There was a heavy thud against the door, then a pause. “Ready?” Jose asked. I didn’t say anything, but he unbolted the door.
The door came open so fast I assumed there must have been an explosion, and instinctively covered my eyes, until I noticed a man standing in the doorway. Jose moved faster than I’d ever seen a person move, grabbed him by the collar and pulled him around inside, smashing his head into the outer row of bars, then snapped his neck and slashed his throat with the knife Velcroed across his chest. The parasite fell to the ground, twitching.
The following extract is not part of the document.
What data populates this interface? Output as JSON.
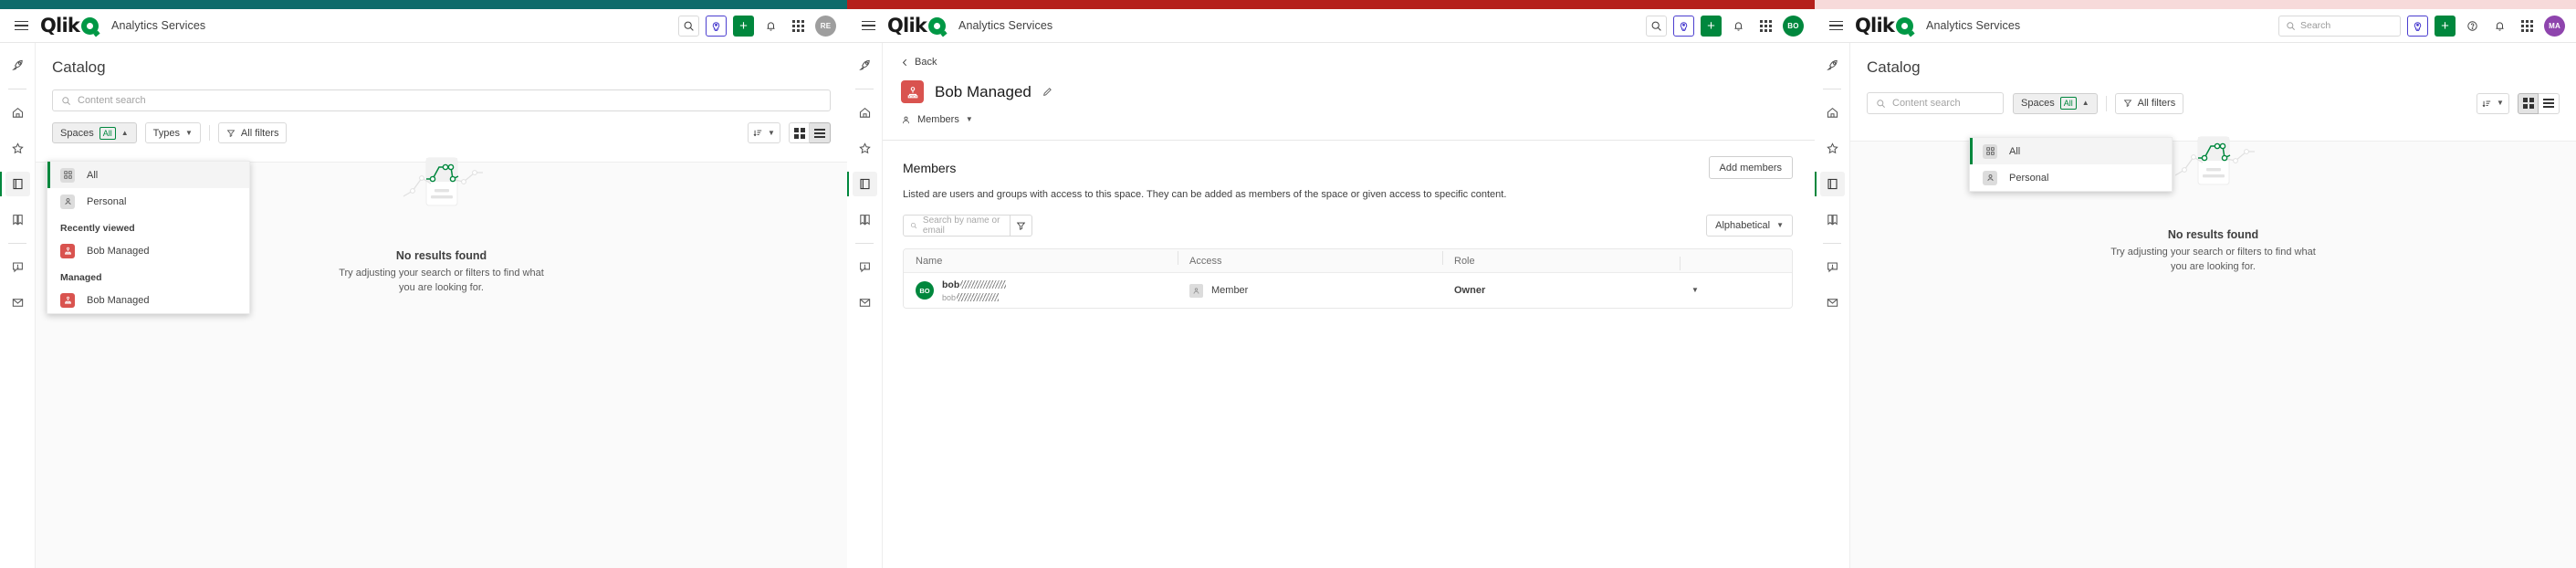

Another was already walking through the open doorway, too fast for Jose to turn around, and I wanted to yell, like I was watching a horror movie and didn’t want my favorite character to die, but my hands remembered their duty and squeezed the Avenger’s trigger. The parasite disappeared in a cloud of pink mist as bullets too big for a body popped him like a balloon, and sent chunks of what was left flying backwards. Suddenly the trench was illuminated with gunfire, and I could see another dozen parasites, mostly in dark colors, standing around what remained of the corpse I’d shot. The smaller caliber rounds of the LMGs made them jerk about like spastics at a rave.